Tempat magang kedua dan keempat adalah kantor PTPN XII dan PTPN XI. Namun kami hanya menjadi tamu. Tidak banyak yg kami lakukan, hanya melakukan kunjungan-kunjungan ke sub unit mereka seperti ladang tembakau, gudang tembakau, kantor litbang, dll.

Tempat magang ketiga adalah peternakan milik keluarga angkatku. Peternakan mereka disebut peternakan campur atau mix farming karena mereka memiliki sapi perah dan ayam petelur. Tugas kami setiap hari adalah mengumpulkan telur2 ayam dari kandang kemudian dikemas.

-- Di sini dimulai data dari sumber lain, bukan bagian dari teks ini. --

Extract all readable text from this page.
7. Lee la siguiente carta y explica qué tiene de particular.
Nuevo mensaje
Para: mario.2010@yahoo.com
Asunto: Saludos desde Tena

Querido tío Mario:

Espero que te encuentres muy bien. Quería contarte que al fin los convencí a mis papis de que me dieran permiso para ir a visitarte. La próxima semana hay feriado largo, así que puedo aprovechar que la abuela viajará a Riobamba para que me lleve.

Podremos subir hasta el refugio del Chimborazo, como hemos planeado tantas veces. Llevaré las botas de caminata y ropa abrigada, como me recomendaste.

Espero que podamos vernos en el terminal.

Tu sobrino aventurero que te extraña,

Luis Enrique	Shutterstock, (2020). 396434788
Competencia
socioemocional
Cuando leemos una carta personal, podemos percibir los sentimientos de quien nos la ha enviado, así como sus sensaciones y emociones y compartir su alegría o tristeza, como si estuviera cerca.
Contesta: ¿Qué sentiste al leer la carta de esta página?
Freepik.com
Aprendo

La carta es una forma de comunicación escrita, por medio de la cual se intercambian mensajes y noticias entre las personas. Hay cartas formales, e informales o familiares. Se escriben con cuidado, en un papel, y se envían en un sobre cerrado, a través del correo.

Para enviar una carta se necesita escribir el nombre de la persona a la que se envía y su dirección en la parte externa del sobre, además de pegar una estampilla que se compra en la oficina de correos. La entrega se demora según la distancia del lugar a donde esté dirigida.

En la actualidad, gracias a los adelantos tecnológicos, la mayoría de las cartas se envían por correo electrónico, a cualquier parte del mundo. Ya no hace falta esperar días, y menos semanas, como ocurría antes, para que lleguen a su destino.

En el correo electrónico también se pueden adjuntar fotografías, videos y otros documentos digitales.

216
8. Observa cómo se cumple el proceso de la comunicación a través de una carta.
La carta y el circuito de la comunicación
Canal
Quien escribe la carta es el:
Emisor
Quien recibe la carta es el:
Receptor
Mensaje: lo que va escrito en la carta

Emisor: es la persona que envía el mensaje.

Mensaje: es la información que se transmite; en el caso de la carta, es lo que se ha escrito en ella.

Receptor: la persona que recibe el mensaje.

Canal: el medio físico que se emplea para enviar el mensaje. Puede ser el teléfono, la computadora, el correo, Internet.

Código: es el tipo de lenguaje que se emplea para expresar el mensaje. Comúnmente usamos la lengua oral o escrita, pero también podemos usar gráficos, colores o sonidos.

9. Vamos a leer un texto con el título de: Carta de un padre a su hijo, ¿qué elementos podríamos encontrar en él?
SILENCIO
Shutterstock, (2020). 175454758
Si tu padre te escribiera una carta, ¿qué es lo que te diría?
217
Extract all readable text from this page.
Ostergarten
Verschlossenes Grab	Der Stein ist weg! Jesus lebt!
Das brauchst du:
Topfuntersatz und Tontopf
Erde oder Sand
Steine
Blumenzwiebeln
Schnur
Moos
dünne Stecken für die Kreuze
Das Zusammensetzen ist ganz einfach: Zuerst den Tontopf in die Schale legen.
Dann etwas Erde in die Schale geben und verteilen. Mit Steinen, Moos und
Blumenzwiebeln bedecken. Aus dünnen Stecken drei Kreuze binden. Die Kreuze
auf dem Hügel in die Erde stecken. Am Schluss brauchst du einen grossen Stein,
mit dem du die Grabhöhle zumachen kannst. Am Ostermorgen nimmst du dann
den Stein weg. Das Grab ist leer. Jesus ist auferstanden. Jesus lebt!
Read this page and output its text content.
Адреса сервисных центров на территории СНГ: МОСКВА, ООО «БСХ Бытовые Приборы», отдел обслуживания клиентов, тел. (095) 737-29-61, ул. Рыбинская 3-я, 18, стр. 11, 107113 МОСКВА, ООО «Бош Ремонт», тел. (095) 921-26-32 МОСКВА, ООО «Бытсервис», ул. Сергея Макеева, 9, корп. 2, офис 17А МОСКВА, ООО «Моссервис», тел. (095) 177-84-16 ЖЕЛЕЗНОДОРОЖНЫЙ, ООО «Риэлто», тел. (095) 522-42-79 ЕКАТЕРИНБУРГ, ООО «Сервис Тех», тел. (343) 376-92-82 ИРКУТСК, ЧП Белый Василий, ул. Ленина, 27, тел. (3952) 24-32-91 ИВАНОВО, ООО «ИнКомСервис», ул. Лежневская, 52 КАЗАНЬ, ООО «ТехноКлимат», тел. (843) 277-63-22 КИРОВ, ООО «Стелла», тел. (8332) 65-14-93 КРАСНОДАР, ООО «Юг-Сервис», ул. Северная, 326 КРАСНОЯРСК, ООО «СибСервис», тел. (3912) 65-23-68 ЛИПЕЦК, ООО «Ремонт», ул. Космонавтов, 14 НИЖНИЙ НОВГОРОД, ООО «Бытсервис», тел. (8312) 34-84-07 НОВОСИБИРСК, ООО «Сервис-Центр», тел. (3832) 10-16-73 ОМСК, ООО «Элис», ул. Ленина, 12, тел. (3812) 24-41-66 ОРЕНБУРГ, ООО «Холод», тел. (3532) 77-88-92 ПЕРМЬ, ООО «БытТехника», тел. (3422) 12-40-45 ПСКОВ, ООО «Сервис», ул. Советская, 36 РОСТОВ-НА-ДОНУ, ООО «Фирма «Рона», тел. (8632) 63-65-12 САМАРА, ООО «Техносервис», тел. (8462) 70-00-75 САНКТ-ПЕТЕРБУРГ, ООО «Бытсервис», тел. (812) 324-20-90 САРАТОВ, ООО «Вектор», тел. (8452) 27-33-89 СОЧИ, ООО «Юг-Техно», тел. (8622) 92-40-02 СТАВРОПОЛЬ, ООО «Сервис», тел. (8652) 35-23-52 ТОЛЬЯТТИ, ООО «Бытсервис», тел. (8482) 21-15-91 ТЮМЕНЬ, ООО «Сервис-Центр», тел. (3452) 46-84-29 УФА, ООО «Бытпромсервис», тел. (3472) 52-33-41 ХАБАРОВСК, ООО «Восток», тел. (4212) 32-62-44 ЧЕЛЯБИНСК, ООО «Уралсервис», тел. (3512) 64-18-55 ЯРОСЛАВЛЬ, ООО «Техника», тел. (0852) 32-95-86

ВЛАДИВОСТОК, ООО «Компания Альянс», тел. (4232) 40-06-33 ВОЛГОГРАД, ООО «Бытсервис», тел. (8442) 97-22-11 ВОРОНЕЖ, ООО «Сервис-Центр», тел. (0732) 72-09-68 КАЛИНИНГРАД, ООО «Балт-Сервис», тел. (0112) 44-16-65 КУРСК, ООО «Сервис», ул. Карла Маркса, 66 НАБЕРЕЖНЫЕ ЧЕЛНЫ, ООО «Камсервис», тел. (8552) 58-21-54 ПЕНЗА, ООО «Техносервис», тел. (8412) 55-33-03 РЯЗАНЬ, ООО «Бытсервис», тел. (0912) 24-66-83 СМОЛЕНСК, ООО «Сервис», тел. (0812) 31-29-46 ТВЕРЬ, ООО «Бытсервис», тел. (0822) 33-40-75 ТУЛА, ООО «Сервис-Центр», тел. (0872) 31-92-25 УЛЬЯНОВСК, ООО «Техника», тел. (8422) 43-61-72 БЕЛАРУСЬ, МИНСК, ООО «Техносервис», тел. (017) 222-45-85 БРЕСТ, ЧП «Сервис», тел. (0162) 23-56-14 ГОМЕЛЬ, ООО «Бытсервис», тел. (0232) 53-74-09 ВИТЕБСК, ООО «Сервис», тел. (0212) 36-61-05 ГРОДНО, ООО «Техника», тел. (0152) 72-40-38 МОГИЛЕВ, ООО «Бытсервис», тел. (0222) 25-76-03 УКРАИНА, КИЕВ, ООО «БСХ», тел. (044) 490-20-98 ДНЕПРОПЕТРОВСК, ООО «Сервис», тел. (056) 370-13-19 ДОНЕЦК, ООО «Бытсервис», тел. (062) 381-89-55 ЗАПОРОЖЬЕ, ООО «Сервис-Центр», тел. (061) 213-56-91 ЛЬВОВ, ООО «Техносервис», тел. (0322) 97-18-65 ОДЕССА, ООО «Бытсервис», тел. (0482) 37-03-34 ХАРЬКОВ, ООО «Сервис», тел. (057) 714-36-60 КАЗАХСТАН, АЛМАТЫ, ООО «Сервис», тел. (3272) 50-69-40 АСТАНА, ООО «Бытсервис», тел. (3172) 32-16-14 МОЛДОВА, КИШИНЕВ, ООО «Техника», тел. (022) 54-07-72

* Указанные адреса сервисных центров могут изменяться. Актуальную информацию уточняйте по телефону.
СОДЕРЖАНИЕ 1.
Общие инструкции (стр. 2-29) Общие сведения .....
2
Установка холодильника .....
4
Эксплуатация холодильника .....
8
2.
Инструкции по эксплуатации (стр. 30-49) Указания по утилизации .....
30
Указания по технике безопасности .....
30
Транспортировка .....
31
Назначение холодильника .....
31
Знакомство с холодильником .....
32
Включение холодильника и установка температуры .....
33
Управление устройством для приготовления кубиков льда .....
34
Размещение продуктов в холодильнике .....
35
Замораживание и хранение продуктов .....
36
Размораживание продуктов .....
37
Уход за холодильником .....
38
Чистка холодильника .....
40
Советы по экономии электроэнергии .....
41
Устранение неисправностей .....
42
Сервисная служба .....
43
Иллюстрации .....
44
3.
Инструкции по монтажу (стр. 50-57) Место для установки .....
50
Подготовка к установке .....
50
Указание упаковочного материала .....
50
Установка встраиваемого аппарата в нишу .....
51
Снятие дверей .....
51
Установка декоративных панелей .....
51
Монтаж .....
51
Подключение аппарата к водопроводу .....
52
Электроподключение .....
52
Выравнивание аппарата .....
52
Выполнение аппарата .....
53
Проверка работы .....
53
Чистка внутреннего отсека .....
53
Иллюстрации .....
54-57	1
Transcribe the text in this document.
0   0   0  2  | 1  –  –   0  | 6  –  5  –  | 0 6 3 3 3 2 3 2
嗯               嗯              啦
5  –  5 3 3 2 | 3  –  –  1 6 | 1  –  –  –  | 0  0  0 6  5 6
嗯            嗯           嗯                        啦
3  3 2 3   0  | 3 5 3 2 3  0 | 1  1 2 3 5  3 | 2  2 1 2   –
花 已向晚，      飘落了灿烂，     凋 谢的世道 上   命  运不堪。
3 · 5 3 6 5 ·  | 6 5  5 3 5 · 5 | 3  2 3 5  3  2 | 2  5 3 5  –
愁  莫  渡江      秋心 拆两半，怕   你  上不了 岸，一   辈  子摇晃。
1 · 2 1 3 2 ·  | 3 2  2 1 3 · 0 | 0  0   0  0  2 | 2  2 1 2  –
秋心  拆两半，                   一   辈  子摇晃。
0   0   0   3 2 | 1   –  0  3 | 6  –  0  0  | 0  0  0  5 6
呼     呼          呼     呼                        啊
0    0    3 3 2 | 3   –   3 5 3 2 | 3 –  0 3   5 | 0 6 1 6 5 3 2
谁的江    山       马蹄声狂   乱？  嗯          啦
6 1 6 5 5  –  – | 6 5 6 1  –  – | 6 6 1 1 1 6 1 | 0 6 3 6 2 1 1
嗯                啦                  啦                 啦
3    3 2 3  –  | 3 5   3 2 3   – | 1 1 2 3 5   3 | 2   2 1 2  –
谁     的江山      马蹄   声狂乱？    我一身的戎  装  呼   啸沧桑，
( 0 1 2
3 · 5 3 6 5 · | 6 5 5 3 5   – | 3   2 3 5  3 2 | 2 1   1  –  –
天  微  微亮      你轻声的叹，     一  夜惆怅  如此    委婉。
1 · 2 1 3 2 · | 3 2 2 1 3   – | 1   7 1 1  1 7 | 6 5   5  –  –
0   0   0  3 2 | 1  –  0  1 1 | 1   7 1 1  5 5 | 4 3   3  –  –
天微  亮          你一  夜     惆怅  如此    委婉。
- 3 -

Untungnya, kami tidak diharuskan memerah susu karena sudah dikerjakan oleh petugasnya. Kami hanya mengemas susu-susu itu dalam plastik kemasan 250 ml dan 500 ml. Kemudian besok harinya, kami bangun pk. 04 dini hari untuk ikut mendistribusikan susu-susu tersebut ke para pelanggan.

Kami juga mendapat jatah liburan selama di Jember. Sayangnya, rombongan terpaksa dibagi dua karena ada 2 keinginan. Sebagian (kebanyakan teman-teman bule kami) ke gunung Bromo, sementara sebagian lain, termasuk aku, memilih berkunjung kerumah orangtua kawan kami, Juhanda, di desa Kencong.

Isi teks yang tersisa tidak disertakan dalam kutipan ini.